By NEMS Daily Journal
College and university campuses nationwide remain the central focus of Earth Day observances – an environmental observance that celebrates its 40th anniversary April 22.
The larger emphasis in Earth Day embraces practices beyond individual action, and it’s not just about environmental preservation with no recurring economic benefit.
A recent major article in The Washington Post described the progress and remaining perils in rebuilding the forest lands of the eastern U.S. – the first forests decimated by the bad practices of the colonies and the young American nation from the mid-1600s to the beginning of the 20th century.
Massive reforestation is one of the signal advances in resource management during the past century, and it has both environmental and economic benefits.
Mississippi, like almost all states whose canopy of trees was virtually ubiquitous at the time of European settlement, has regrown its forests, carefully documenting with scientific practice and management, a renewable resource that is reliably profitable.
Since 1948, in a time of population growth and economic expansion, Mississippi has increased its forest cover and forest land percentage. In 2006, Mississippi had 19.54 million acres of forests, compared to 16.51 million in 1948. More than 65 percent of our state’s surface is covered in trees, most of which are environmentally positive.

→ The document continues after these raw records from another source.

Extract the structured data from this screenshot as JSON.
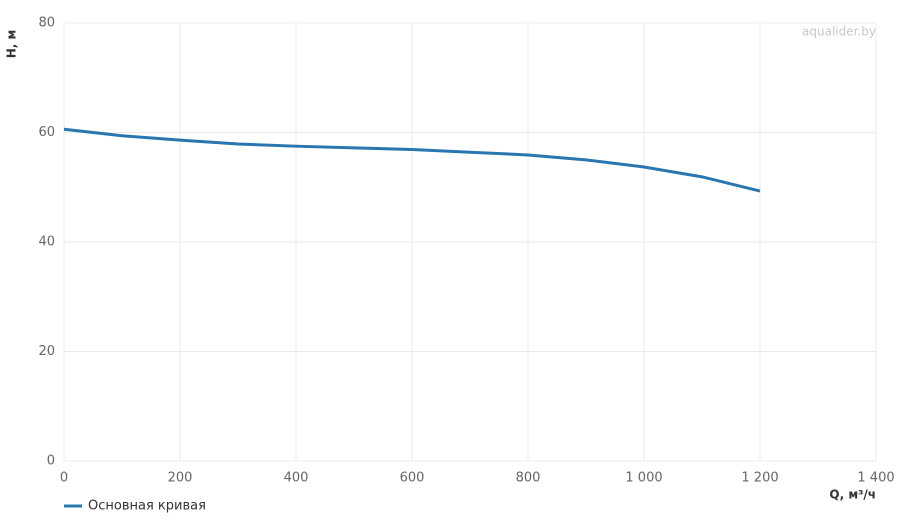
{
  "chart_data": {
    "type": "line",
    "watermark": "aqualider.by",
    "x_label": "Q, м³/ч",
    "y_label": "H, м",
    "x": [
      0,
      100,
      200,
      300,
      400,
      500,
      600,
      700,
      800,
      900,
      1000,
      1100,
      1200
    ],
    "series": [
      {
        "name": "Основная кривая",
        "color": "#2a76b0",
        "values": [
          60.6,
          59.4,
          58.6,
          57.9,
          57.5,
          57.2,
          56.9,
          56.4,
          55.9,
          55.0,
          53.7,
          51.9,
          49.3
        ]
      }
    ],
    "xlim": [
      0,
      1400
    ],
    "xticks": [
      0,
      200,
      400,
      600,
      800,
      {
        "value": 1000,
        "label": "1 000"
      },
      {
        "value": 1200,
        "label": "1 200"
      },
      {
        "value": 1400,
        "label": "1 400"
      }
    ],
    "ylim": [
      0,
      80
    ],
    "yticks": [
      0,
      20,
      40,
      60,
      80
    ],
    "grid": true,
    "legend": "bottom-left"
  }
}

Northeast Mississippi’s counties, in the main, fall into the category of 50-75 percent forestation, with Tippah and Benton counties at 75 percent. Only Lee and Union counties are in the 25 percent category, measured by the Mississippi Forestry Commission and the Mississippi Forestry Association.
In the most practical environmental terms, reforestation can reduce atmospheric carbon dioxide by as much as 20 percent in the U.S., a NASA research project concluded, in addition to its function as a filter for water, air and soil.
In economic terms, forests are the base resource for at least $1 billion generated in Mississippi’s economy every year (14 consecutive years in 2006) and employing about 18,000 people directly and about 100,000 others in related wood-products industries and businesses selling forest-based products.
Mississippi’s forestry history included periods when land stripped of trees dominated landscapes, and erosion was uncontrolled, but those trends have been reversed.
The importance of forests starts with one tree: According to the U.S. Forest Service, a tree generates $31,250 worth of oxygen, provides $62,000 worth of air pollution control, and recycles $37,500 worth of water, and controls $31,250 worth of soil erosion over a 50-year life span.